The SUV Diaries: A coming of age tale


I took my two little peeps on a road trip today.  I was pretty proud of the fact I said we were going to leave at 9.30am and we actually did!  Wouldn’t happen on a school day, holidays are the tits!

Letting your eldest sit in the front however, opens you up to being critiqued by a minor;

Why are you going around that car / Shouldn’t you have indicated then / I don’t think you’re supposed to do that

I pulled out a Dad line:

“When you get your license you can make comment as much as you like, until then zip your lip sonny”
He countered with an irritatingly teenagery line:

“Yeah well, when I get my license I think I’ll drive better than this.”
Touche.

I only braked sharply on purpose a couple of times, the hopes of only giving him a minor case of whiplash.But instead I got more lip; 
“gee Mum, are you sure you’re right to drive, ooh ow, you did it again.”
Completely baseless criticisms aside, I discovered it’s really awesome to sing super loudly all together to the same song! 

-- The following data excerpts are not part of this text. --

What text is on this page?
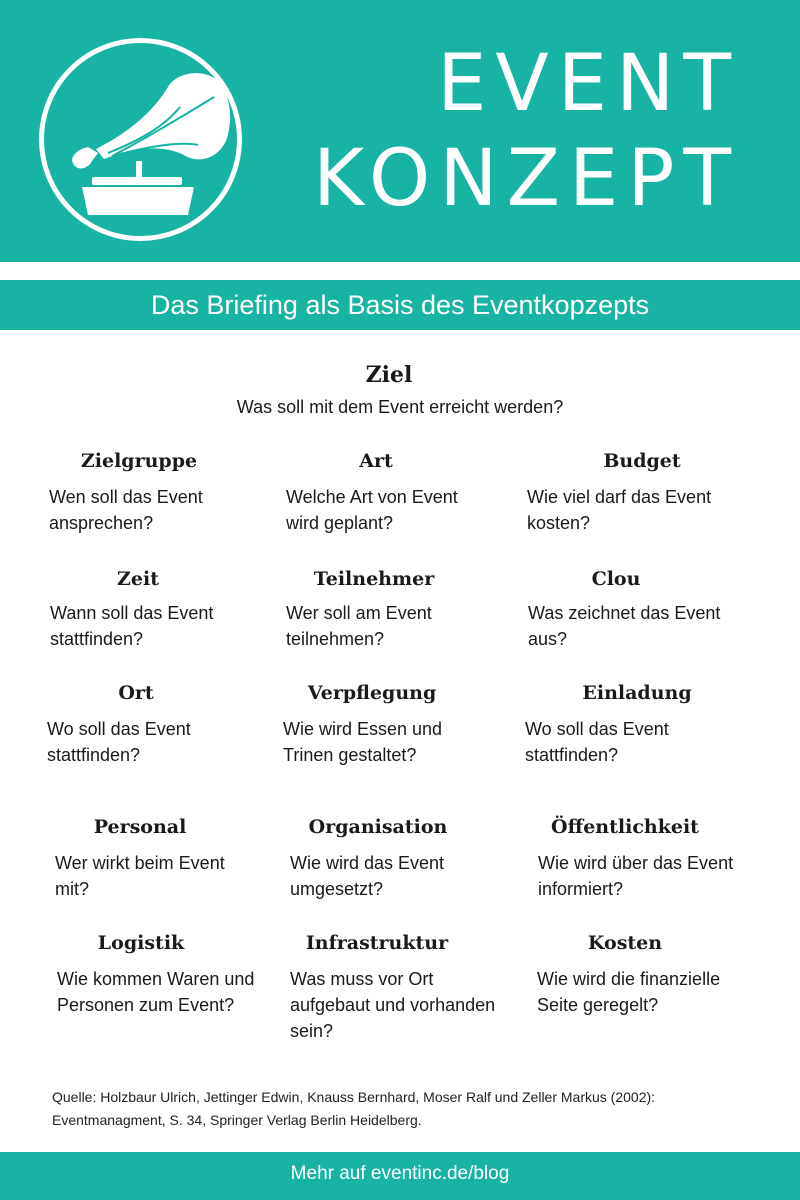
EVENT
KONZEPT
Das Briefing als Basis des Eventkopzepts
Ziel
Was soll mit dem Event erreicht werden?
Zielgruppe
Wen soll das Event
ansprechen?
Art
Welche Art von Event
wird geplant?
Budget
Wie viel darf das Event
kosten?
Zeit
Wann soll das Event
stattfinden?
Teilnehmer
Wer soll am Event
teilnehmen?
Clou
Was zeichnet das Event
aus?
Ort
Wo soll das Event
stattfinden?
Verpflegung
Wie wird Essen und
Trinen gestaltet?
Einladung
Wo soll das Event
stattfinden?
Personal
Wer wirkt beim Event
mit?
Organisation
Wie wird das Event
umgesetzt?
Öffentlichkeit
Wie wird über das Event
informiert?
Logistik
Wie kommen Waren und
Personen zum Event?
Infrastruktur
Was muss vor Ort
aufgebaut und vorhanden
sein?
Kosten
Wie wird die finanzielle
Seite geregelt?
Quelle: Holzbaur Ulrich, Jettinger Edwin, Knauss Bernhard, Moser Ralf und Zeller Markus (2002):
Eventmanagment, S. 34, Springer Verlag Berlin Heidelberg.
Mehr auf eventinc.de/blog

We worked our way through Charlie’s playlist on his iPod.  Disturbingly I somehow know all the words to Beauty and the Beat – and not just the Justin part (which I am freaking pitch perfect at, everyone agreed), but I can Nicki Minaj it up with any 5 year old that may care to take me on. 
“Beauty from the streets, we don’t get deceased every time a beauty on the beats….” Boom, take that Beliebers!  (oooohhhhhh body rock…… let me feel your body rock…)
I had forgotten that I had (thankfully) interspersed some of my music onto Charlie’s play list, it was magic to my ears when some Beastie Boys piped up.  What was not magic to my ears was listening to them bickering about what the ‘sound’ was in the middle of Shake your Rump

“It’s someone doing a wee’
“No it’s someone filling a bottle with oil”
“Nah it really is someone doing a wee”
“No, oil into a bottle”
‘Wee”
“Oil”
“Wee”
 
It took all of my inner strength and fortitude as a parent to not scream at them;

“It’s a bong, it’s a fucking bong ok, someone is smoking a bong, do you guys even listen to the lyrics???”
But thankfully some Rita Ora or something came on and we sang about someone’s ex girlfriend resting in peace even though she wasn’t actually dead.  Good times.

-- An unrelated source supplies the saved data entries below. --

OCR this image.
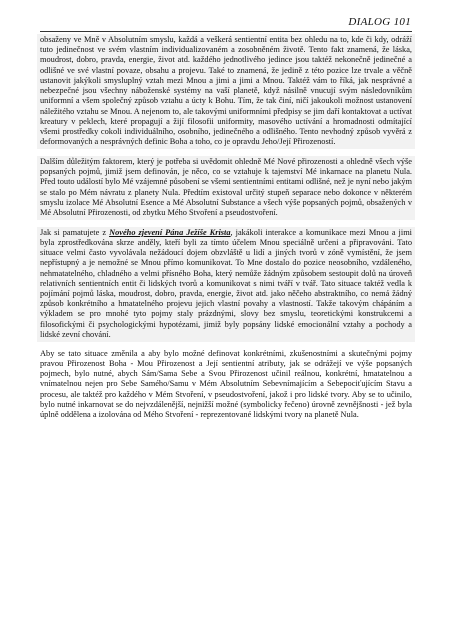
DIALOG 101

obsaženy ve Mně v Absolutním smyslu, každá a veškerá sentientní entita bez ohledu na to, kde či kdy, odráží tuto jedinečnost ve svém vlastním individualizovaném a zosobněném životě. Tento fakt znamená, že láska, moudrost, dobro, pravda, energie, život atd. každého jednotlivého jedince jsou taktéž nekonečně jedinečné a odlišné ve své vlastní povaze, obsahu a projevu. Také to znamená, že jedině z této pozice lze trvale a věčně ustanovit jakýkoli smysluplný vztah mezi Mnou a jimi a jimi a Mnou. Taktéž vám to říká, jak nesprávné a nebezpečné jsou všechny náboženské systémy na vaší planetě, když násilně vnucují svým následovníkům uniformní a všem společný způsob vztahu a úcty k Bohu. Tím, že tak činí, ničí jakoukoli možnost ustanovení náležitého vztahu se Mnou. A nejenom to, ale takovými uniformními předpisy se jim daří kontaktovat a uctívat kreatury v peklech, které propagují a žijí filosofii uniformity, masového uctívání a hromadnosti odmítající všemi prostředky cokoli individuálního, osobního, jedinečného a odlišného. Tento nevhodný způsob vyvěrá z deformovaných a nesprávných definic Boha a toho, co je opravdu Jeho/Její Přirozeností.

Dalším důležitým faktorem, který je potřeba si uvědomit ohledně Mé Nové přirozenosti a ohledně všech výše popsaných pojmů, jimiž jsem definován, je něco, co se vztahuje k tajemství Mé inkarnace na planetu Nula. Před touto událostí bylo Mé vzájemné působení se všemi sentientními entitami odlišné, než je nyní nebo jakým se stalo po Mém návratu z planety Nula. Předtím existoval určitý stupeň separace nebo dokonce v některém smyslu izolace Mé Absolutní Esence a Mé Absolutní Substance a všech výše popsaných pojmů, obsažených v Mé Absolutní Přirozenosti, od zbytku Mého Stvoření a pseudostvoření.

Jak si pamatujete z Nového zjevení Pána Ježíše Krista, jakákoli interakce a komunikace mezi Mnou a jimi byla zprostředkována skrze anděly, kteří byli za tímto účelem Mnou speciálně určeni a připravováni. Tato situace velmi často vyvolávala nežádoucí dojem obzvláště u lidí a jiných tvorů v zóně vymístění, že jsem nepřístupný a je nemožné se Mnou přímo komunikovat. To Mne dostalo do pozice neosobního, vzdáleného, nehmatatelného, chladného a velmi přísného Boha, který nemůže žádným způsobem sestoupit dolů na úroveň relativních sentientních entit či lidských tvorů a komunikovat s nimi tváří v tvář. Tato situace taktéž vedla k pojímání pojmů láska, moudrost, dobro, pravda, energie, život atd. jako něčeho abstraktního, co nemá žádný způsob konkrétního a hmatatelného projevu jejich vlastní povahy a vlastností. Takže takovým chápáním a výkladem se pro mnohé tyto pojmy staly prázdnými, slovy bez smyslu, teoretickými konstrukcemi a filosofickými či psychologickými hypotézami, jimiž byly popsány lidské emocionální vztahy a pochody a lidské zevní chování.

Aby se tato situace změnila a aby bylo možné definovat konkrétními, zkušenostními a skutečnými pojmy pravou Přirozenost Boha - Mou Přirozenost a Její sentientní atributy, jak se odrážejí ve výše popsaných pojmech, bylo nutné, abych Sám/Sama Sebe a Svou Přirozenost učinil reálnou, konkrétní, hmatatelnou a vnímatelnou nejen pro Sebe Samého/Samu v Mém Absolutním Sebevnímajícím a Sebepociťujícím Stavu a procesu, ale taktéž pro každého v Mém Stvoření, v pseudostvoření, jakož i pro lidské tvory. Aby se to učinilo, bylo nutné inkarnovat se do nejvzdálenější, nejnižší možné (symbolicky řečeno) úrovně zevnějšnosti - jež byla úplně oddělena a izolována od Mého Stvoření - reprezentované lidskými tvory na planetě Nula.
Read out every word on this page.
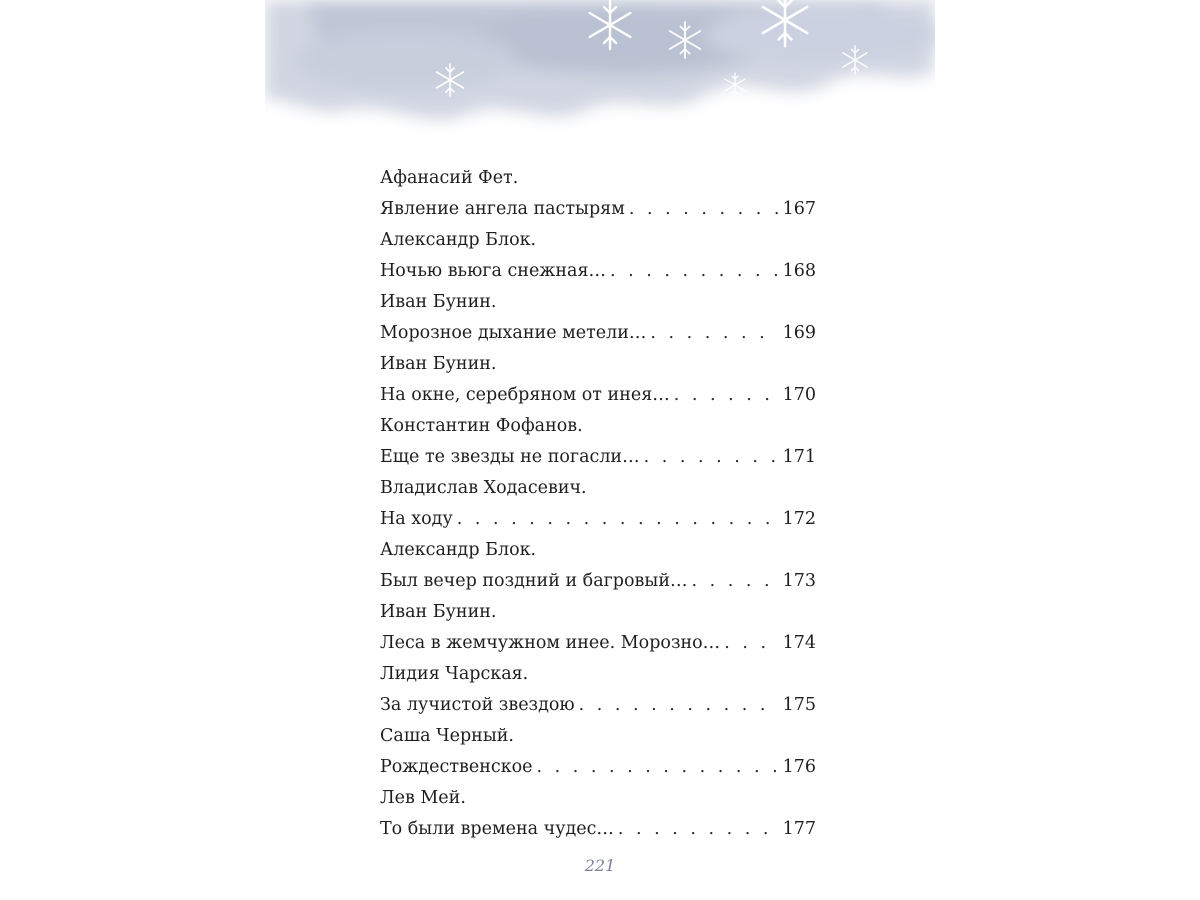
Афанасий Фет.
Явление ангела пастырям . . .	167
Александр Блок.
Ночью вьюга снежная… . . .	168
Иван Бунин.
Морозное дыхание метели… . . .	169
Иван Бунин.
На окне, серебряном от инея… . . .	170
Константин Фофанов.
Еще те звезды не погасли… . . .	171
Владислав Ходасевич.
На ходу . . .	172
Александр Блок.
Был вечер поздний и багровый… . . .	173
Иван Бунин.
Леса в жемчужном инее. Морозно… . . .	174
Лидия Чарская.
За лучистой звездою . . .	175
Саша Черный.
Рождественское . . .	176
Лев Мей.
То были времена чудес… . . .	177
221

It felt refreshing to have some semi grown up time with them, car trips used to be about making sure we had enough wipes and nappies in arms reach, snacks a plenty and making road kill sacrifices to the sleep gods in an effort to persuade them to send our babies off to the land of nod. But being older and able to hold their bladders, they can chat and sing and play car games the whole way. It was, dare I say it, fun!
Of course that was only on the way down…..  no one really wanted to get back into the car to return.  Suddenly promises of me harmonising with the Beibs wasn’t as enticing as it was earlier and I still feel a little insulted that they asked me to turn the music up and my voice down.
Anywho, I made them run around like loons at our destination, in an effort to wear them out enough so they go to bed at a reasonable time tonight (school holidays shouldn’t ruin my evening adult time, but it just does…..)
Unfortunately I forgot to take into consideration the one and a half hour drive home………
 
 
Dammit, yes she slept the whole way back.  She is now rejuvenated and will be up until at least 10pm.